Content Policy
Purpose
Conspiracy Wiki exists to document, discuss, and analyze conspiracy theories — both those that remain unresolved and those that are partially confirmed or declassified. Our goal is to be a comprehensive reference, not an advocacy platform. Articles should inform readers, not persuade them.
What Is Allowed
Articles may cover any documented conspiracy theory, allegation, or speculative claim, provided the content is presented as theory or allegation rather than established fact. This includes:
- Documented historical conspiracies (confirmed by governments, courts, or investigations)
- Active conspiracy theories with sourced coverage in news media or academic literature
- Analysis of evidence for and against a theory
- Timelines of events related to a conspiracy
- Profiles of key figures and organizations connected to a theory
- Discussion of government involvement, whistleblower testimony, and declassified documents
What Is Not Allowed
The following content will be removed and may result in account suspension:
- Harassment or targeting of private individuals — do not publish personal information about private citizens
- Calls to action or incitement — articles must be informational, not calls to action against people or institutions
- Fabricated evidence — do not present invented quotes, documents, or events as real
- Spam or promotional content — articles exist to document theories, not advertise products or services
- Illegal content — anything that violates applicable law is prohibited
- Content targeting minors — no content involving minors in any harmful context
- Pornographic or sexually explicit content — Conspiracy Wiki is a research and reference platform. Sexually explicit material of any kind is strictly prohibited and will be removed immediately
Neutral Presentation
Ideally, articles should present theories neutrally — rather than asserting theories as fact or dismissing them outright. The Truth Meter exists for community credibility assessment; article text should not prejudge it.
Editing Standards
Every edit must include an edit summary describing what was changed and why. Edits that remove large amounts of content require justification. Repeated unexplained removals of content may be treated as vandalism. When editing another contributor's work, preserve the intent of the original article even when improving its accuracy or readability.
Sources
Adding sources is strongly encouraged but not required. When claims are sourced, use the Sources field in the article metadata to link to original reporting, government documents, academic papers, or on-record statements. Avoid linking to sites that themselves lack sourcing.
Disputes
If you believe an article contains inaccurate, harmful, or policy-violating content, use the Dispute button on the article page to flag it for community review. Disputed articles are reviewed by the community through a voting process — no single user controls the outcome. For substantive disagreements about article content, use the article's Discussion page.

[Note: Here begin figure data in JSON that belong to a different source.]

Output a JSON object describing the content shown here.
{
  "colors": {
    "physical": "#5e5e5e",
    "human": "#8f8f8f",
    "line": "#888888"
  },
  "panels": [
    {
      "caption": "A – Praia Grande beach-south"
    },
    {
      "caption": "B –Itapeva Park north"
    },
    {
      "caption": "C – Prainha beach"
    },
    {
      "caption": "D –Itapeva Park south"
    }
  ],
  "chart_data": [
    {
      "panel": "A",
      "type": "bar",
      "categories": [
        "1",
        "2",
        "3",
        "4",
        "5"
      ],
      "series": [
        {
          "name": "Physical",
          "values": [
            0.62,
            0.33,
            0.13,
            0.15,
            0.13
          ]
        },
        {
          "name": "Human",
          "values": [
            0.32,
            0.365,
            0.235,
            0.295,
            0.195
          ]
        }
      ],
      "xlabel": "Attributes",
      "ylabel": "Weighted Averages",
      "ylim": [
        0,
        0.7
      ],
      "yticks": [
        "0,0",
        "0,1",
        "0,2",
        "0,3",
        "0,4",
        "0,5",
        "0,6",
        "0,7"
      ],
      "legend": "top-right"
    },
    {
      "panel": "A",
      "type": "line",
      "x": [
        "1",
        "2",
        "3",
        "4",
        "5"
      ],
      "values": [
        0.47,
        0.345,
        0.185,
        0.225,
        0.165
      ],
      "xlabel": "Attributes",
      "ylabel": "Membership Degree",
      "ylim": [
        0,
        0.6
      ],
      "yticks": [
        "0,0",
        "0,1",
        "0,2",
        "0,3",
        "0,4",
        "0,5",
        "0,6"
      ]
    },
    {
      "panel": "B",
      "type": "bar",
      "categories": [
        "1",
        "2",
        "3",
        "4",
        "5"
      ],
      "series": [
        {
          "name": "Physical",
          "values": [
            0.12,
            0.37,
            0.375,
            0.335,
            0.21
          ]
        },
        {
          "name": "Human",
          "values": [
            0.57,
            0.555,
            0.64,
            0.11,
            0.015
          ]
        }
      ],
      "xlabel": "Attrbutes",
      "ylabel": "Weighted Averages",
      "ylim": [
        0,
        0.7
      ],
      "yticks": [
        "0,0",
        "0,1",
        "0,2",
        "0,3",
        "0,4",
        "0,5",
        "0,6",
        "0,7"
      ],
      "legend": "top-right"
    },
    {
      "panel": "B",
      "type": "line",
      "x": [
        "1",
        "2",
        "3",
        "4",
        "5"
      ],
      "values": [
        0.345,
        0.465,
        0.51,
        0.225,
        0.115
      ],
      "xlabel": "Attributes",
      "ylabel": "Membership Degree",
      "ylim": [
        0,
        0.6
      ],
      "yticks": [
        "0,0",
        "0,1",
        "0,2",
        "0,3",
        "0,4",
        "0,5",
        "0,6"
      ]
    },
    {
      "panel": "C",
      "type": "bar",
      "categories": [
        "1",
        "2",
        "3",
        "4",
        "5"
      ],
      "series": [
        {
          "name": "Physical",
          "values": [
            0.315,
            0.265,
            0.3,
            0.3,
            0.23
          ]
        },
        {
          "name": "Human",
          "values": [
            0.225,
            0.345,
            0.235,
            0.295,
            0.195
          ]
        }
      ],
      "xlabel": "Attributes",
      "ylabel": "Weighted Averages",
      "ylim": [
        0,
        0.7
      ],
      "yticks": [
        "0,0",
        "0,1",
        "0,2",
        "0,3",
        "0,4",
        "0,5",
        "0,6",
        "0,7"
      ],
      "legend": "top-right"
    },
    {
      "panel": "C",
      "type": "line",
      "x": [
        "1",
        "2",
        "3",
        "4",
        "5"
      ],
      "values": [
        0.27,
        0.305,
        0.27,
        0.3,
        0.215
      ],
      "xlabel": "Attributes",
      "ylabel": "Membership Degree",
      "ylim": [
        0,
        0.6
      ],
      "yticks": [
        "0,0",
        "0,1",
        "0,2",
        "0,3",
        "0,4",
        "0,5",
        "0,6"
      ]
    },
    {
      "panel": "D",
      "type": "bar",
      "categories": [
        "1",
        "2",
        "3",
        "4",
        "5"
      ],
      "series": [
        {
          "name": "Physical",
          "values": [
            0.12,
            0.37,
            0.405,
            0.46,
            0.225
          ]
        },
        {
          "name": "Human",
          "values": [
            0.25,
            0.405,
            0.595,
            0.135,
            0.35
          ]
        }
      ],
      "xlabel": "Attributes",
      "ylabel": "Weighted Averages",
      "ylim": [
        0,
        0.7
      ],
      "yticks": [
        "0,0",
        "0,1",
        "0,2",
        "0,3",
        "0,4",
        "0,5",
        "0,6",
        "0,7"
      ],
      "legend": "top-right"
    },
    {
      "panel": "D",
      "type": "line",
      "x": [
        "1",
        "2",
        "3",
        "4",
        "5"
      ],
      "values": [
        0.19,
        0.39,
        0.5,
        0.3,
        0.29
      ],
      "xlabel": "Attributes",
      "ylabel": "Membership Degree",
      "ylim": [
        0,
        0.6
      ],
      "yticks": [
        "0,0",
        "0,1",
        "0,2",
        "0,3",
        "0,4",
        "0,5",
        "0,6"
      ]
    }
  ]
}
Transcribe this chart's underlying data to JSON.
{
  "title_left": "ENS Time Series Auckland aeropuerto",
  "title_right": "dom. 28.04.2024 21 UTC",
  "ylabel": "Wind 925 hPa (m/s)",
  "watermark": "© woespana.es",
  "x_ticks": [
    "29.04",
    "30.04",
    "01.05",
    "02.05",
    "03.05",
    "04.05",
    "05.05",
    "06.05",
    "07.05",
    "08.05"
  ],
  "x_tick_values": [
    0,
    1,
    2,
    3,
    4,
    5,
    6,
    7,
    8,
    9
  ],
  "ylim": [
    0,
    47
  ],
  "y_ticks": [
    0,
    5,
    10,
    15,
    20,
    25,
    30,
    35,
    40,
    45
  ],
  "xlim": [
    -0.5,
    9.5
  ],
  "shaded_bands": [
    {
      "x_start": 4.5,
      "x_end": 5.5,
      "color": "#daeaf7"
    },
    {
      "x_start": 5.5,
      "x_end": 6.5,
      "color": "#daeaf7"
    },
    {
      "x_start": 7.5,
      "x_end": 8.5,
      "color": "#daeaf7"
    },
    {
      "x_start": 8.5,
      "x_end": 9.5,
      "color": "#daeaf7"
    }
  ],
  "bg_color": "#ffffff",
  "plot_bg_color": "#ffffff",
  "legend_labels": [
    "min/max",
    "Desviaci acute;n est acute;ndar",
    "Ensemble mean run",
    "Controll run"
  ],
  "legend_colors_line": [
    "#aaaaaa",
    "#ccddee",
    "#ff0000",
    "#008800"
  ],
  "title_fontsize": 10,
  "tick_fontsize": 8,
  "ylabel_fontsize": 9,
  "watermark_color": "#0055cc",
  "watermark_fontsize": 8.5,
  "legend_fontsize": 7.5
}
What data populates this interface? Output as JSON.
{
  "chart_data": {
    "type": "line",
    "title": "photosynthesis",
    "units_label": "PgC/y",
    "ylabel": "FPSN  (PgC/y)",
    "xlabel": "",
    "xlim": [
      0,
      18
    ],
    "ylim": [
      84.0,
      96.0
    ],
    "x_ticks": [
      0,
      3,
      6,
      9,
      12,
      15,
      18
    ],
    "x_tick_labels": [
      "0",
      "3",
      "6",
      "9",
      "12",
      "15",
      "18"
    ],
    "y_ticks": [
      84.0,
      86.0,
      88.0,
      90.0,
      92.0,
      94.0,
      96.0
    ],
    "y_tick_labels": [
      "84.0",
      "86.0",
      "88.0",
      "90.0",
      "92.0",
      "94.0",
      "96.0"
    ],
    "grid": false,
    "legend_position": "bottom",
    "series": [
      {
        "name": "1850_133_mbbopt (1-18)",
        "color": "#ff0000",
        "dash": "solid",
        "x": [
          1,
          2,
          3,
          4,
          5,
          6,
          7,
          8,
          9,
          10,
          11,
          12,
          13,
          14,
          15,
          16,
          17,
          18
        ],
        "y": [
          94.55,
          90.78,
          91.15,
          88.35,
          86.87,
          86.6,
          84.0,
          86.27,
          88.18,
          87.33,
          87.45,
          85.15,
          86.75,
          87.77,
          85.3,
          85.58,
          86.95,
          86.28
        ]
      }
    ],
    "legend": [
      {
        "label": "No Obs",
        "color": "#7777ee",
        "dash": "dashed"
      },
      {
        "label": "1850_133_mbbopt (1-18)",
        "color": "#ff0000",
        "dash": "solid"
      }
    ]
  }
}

Reporting Explicit or Inappropriate Content
Every article includes a Report button for flagging explicit, harmful, or policy-violating content. Use it if you encounter pornographic material, graphic violence, harassment, or anything else that violates this policy. Reports are reviewed promptly — flagged content is prioritised for admin attention and may be hidden pending review. You do not need an account to submit a report.
Enforcement
This wiki relies on community moderation. Admins may remove content, revert edits, or block accounts that repeatedly violate this policy. All edit history is preserved — nothing is permanently erased, and actions taken by admins are visible in the revision history.
Changes to This Policy
This policy may be updated as the wiki grows. Changes will be reflected here. Continued use of the wiki after a policy update constitutes acceptance of the revised terms.